This book you are now reading is a manifesto of sorts–my manifesto, a manifesto for readers. Because I think we need to read and to be readers now more than ever.
Every January I struggle to decide what I want to read. Do I catch up on what I missed the previous year, or do I read classics I’ve missed? Should I focus on new, enticing books just coming out, or read some topical nonfiction I’ve been putting off? I spend much of the month picking up and putting things down, casting about for the book or author that speaks to my mood. 2017 has created its own special reading vacuum, what with the upheaval in these United States, so I was pleasantly surprised when the book that provided the most balm and sustenance for me right now was a book about reading books.
Perhaps that is why reading is one of the few things you do alone that can make you feel less alone; it’s a solitary activity that connects you to others.
Will Schwalbe’s Books for Living is a sequel to his previous The End of Your Life Book Club, a memoir in reading about the books he read and discussed with his mother as she was undergoing treatment for cancer. Schwalbe’s new memoir is more intimate, plumbing his personal reactions to solo reads. He tells about how a librarian who made sure he found James Baldwin’s Giovanni’s Room as a teenager helped him see a possible future as a gay man, discover the deep pleasures of sharing books and the art that was lost in the ravages of the AIDS era. But it was his insights into the power of reading that most captivated me.
In the first essay, Schwalbe meditates on a book that has been important and influential in his life and thinking, Lin Yutang’s The Importance of Living. First published in 1937, Lin’s observations on taking life slower, learning how to savor moments such as lying quietly in bed speak to readers in today’s hyper-busy, smart-phone-happy culture. Schwalbe quotes Lin throughout the book; here is one passage:
Lin Yutang also believed that reading is an art. One chapter of The Importance of Living is devoted to The Art of Reading. Lin writes that “The man who has not the habit of reading is imprisoned in his immediate world, in respect to space and time. His life falls into a set routine; he is limited to contact and conversation with a few friends and acquaintances, and he sees only what happens in his immediate neighborhood.”

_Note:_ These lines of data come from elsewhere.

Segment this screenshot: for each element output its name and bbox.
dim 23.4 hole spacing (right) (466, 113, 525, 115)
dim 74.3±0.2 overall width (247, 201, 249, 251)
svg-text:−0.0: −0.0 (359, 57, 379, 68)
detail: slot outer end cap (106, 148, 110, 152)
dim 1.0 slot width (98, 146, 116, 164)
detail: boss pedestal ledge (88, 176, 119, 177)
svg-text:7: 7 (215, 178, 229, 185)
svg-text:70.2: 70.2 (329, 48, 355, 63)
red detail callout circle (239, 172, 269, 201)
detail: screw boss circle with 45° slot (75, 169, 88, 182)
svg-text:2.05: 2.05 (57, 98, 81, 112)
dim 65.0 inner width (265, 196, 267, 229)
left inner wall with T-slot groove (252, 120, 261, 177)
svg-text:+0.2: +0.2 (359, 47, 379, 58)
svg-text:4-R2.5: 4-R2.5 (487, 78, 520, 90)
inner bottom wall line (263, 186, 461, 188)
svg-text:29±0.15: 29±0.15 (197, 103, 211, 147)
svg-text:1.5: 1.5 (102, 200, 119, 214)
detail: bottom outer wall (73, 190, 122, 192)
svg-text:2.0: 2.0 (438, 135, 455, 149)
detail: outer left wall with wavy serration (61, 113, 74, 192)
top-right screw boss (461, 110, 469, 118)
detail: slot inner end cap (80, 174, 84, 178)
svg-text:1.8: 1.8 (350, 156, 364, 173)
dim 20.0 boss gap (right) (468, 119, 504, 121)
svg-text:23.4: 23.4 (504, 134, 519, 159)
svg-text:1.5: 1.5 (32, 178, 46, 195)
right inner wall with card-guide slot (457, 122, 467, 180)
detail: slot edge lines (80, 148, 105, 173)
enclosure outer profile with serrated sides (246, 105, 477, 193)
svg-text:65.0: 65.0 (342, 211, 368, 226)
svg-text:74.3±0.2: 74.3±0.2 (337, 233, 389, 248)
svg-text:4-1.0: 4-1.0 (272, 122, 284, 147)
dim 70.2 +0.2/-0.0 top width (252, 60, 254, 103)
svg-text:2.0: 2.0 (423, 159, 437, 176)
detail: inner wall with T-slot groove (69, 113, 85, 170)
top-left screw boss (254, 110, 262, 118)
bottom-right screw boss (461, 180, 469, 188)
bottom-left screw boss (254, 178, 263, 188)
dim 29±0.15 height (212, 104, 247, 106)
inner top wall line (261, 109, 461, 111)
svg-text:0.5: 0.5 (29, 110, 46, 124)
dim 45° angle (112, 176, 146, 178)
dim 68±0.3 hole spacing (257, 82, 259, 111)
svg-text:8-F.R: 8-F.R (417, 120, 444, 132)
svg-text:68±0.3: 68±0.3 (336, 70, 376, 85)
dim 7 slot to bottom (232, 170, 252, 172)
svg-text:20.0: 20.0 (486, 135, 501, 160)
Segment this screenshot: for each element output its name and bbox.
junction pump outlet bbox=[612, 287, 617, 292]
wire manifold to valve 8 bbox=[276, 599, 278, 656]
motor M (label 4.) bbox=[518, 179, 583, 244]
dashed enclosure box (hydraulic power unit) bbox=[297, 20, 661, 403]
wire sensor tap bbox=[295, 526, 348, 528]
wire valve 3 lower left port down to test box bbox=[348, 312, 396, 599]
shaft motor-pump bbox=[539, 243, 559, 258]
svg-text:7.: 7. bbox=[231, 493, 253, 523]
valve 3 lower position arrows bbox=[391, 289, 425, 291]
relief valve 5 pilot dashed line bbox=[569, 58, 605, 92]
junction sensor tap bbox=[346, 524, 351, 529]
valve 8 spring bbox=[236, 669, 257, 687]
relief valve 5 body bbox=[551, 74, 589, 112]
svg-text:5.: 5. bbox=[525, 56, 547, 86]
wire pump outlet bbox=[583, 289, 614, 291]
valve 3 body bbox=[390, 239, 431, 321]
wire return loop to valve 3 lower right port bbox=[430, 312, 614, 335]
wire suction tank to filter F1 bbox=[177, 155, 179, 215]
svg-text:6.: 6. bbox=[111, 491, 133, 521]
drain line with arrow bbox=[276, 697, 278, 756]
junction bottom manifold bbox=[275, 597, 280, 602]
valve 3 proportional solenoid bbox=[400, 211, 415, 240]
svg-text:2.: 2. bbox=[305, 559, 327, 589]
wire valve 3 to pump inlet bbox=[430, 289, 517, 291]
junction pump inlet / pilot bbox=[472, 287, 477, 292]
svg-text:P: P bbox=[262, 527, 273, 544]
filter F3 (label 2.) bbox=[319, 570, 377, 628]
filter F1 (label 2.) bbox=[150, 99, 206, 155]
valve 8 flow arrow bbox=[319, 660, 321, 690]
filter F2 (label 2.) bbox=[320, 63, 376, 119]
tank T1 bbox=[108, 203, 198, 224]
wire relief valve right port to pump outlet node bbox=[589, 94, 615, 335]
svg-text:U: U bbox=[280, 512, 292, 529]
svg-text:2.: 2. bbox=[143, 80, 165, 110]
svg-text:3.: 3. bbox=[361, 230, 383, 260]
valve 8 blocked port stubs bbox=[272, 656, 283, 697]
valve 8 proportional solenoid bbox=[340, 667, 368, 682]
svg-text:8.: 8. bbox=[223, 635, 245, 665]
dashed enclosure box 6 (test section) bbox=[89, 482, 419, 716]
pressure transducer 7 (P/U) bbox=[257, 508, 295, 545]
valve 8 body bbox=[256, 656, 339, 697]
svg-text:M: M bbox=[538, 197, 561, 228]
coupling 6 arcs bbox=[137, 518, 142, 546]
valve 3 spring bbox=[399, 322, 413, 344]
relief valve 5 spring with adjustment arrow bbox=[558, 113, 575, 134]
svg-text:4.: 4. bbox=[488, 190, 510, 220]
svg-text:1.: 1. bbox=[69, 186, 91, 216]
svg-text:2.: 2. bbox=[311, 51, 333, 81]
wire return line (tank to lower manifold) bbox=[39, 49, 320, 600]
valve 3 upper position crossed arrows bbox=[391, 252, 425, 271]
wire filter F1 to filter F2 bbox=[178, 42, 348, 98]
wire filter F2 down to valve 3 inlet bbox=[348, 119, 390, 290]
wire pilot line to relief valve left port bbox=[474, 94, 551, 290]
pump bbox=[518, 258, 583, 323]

Reading connects us, creates empathy; it helps us see out of the confines of our lives. Reading helps us see beyond the dominant narratives.
Schwalbe is a voracious reader and is no snob, discussing contemporary thrillers like Girl on a Train and the children’s classic The Little Prince, as well as Dickens, Baldwin, Morrison and more. As a librarian, I feel that I can never read enough–so reading about books that others have read enlarges my understanding of the wider world of literature.

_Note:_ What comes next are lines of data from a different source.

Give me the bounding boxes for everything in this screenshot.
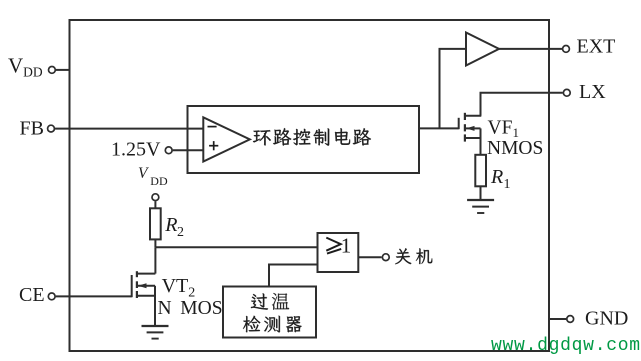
pin EXT terminal (563, 46, 570, 53)
resistor R1 (475, 155, 486, 187)
wire VF1 drain to LX (481, 93, 563, 116)
svg-text:VF1: VF1 (488, 117, 519, 140)
svg-text:R: R (490, 166, 503, 188)
wire box to GND (549, 318, 566, 320)
svg-text:DD: DD (150, 174, 168, 188)
wire control box output to VF1 gate (419, 127, 459, 129)
transistor VT2 source stub (137, 295, 155, 297)
svg-text:MOS: MOS (180, 298, 222, 319)
buffer amplifier U2 (466, 33, 499, 66)
wire VT2 source to ground (154, 286, 156, 326)
transistor VF1 channel dashes (464, 113, 466, 142)
op-amp A1 (203, 117, 250, 161)
node shutdown terminal (382, 254, 389, 261)
op-amp plus sign (209, 141, 218, 150)
svg-text:VT2: VT2 (162, 275, 196, 301)
ground for VT2 (142, 326, 169, 339)
wire over-temp detector to OR gate input 2 (269, 265, 318, 287)
label shutdown text (395, 248, 432, 264)
pin VDD terminal (49, 67, 56, 74)
wire VDD pin to box (56, 69, 70, 71)
label over-temp line2 text (243, 316, 302, 333)
svg-text:R: R (164, 214, 177, 236)
IC outline box (70, 20, 550, 351)
svg-text:1: 1 (504, 177, 511, 192)
svg-text:1: 1 (341, 234, 352, 258)
resistor R2 (150, 208, 161, 239)
transistor VT2 gate bar (131, 275, 133, 297)
op-amp minus sign (208, 126, 217, 128)
wire 1.25V to op-amp non-inverting input (173, 149, 204, 151)
wire OR gate output (358, 256, 381, 258)
wire node A to OR gate input 1 (155, 246, 317, 248)
node 1.25V terminal (165, 147, 172, 154)
svg-text:V: V (138, 165, 149, 182)
svg-text:GND: GND (585, 308, 628, 330)
transistor VT2 body arrow (138, 285, 155, 287)
over-temperature detector box U4 (223, 287, 316, 338)
svg-text:1.25V: 1.25V (111, 139, 161, 161)
wire node A to VT2 drain (154, 247, 156, 273)
pin CE terminal (48, 293, 55, 300)
label over-temp line1 text (251, 293, 289, 310)
transistor VF1 drain stub (465, 115, 481, 117)
wire CE to VT2 gate (56, 295, 132, 297)
svg-text:N: N (158, 298, 172, 319)
svg-text:LX: LX (579, 81, 606, 103)
transistor VT2 channel dashes (136, 271, 138, 298)
wire junction to buffer input (440, 49, 467, 128)
internal VDD terminal (152, 194, 159, 201)
svg-text:VDD: VDD (8, 54, 43, 80)
transistor VF1 gate bar (458, 118, 460, 129)
OR gate U3 box (318, 233, 359, 272)
ground for R1 (467, 200, 494, 213)
loop control circuit box U1 (188, 106, 420, 173)
wire buffer output to EXT (499, 48, 563, 50)
wire R1 to ground (480, 186, 482, 200)
transistor VF1 body arrow (466, 127, 481, 129)
svg-text:EXT: EXT (577, 36, 616, 58)
svg-text:FB: FB (20, 118, 44, 140)
svg-text:CE: CE (19, 284, 45, 306)
wire VDD terminal to R2 (154, 201, 156, 208)
pin GND terminal (567, 316, 574, 323)
pin FB terminal (48, 125, 55, 132)
pin LX terminal (563, 89, 570, 96)
transistor VF1 source stub and wire to R1 (465, 138, 481, 155)
wire R2 to node A (154, 239, 156, 247)
label loop-control-circuit text (253, 128, 371, 146)
svg-text:www.dgdqw.com: www.dgdqw.com (491, 336, 641, 356)
svg-text:2: 2 (177, 225, 184, 240)
transistor VT2 drain stub (137, 273, 156, 275)
wire FB to op-amp inverting input (55, 128, 203, 130)
svg-text:NMOS: NMOS (487, 138, 543, 159)
OR gate >=1 symbol (326, 238, 341, 254)
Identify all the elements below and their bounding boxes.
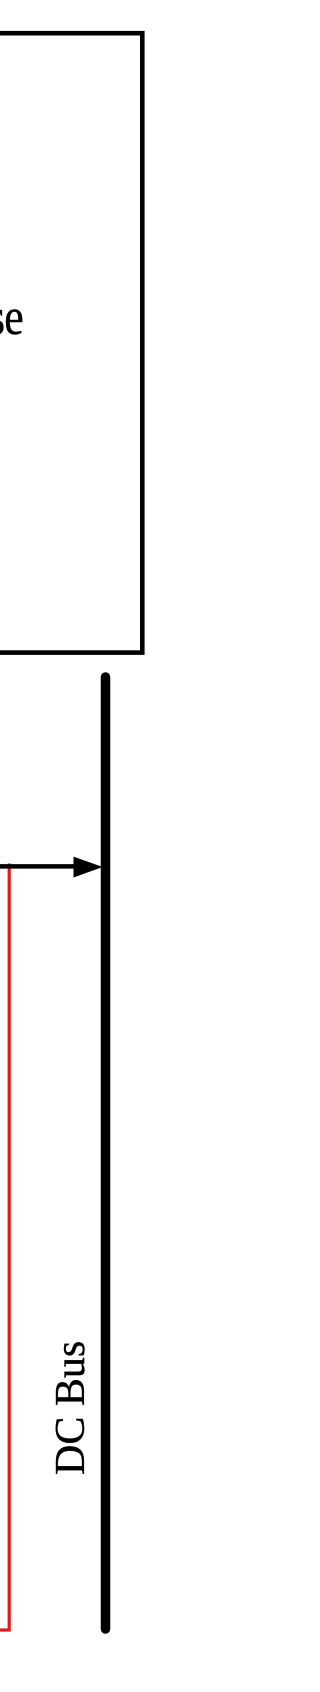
svg-text:DC Bus: DC Bus (48, 1341, 94, 1475)
svg-text:e: e (4, 289, 23, 346)
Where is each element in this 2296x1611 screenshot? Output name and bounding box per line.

In his conclusion, his words on the importance of reading in times of social turmoil were especially stirring for me and I will let Schwalbe’s words speak for themselves:
When you read about injustice, you need to do something about it. Books have played a role in almost every one of the world’s great civil and human rights movements, but only because people who read them decided to act. Reading brings with it responsibility.
Books remain one of the strongest bulwarks we have against tyranny–but only so long as people are free to read all different kinds of books, and only so long as they actually do so. The right to read whatever you want and whenever you want is one of the fundamental rights that helps preserve all the other rights. It’s a right we need to guard with unwavering diligence. But it’s also a right we can guard with pleasure. Reading isn’t just a strike against narrowness, mind control, and domination; it’s one of the world’s great joys.
Read for enlightenment, resistance, resilience, and joy.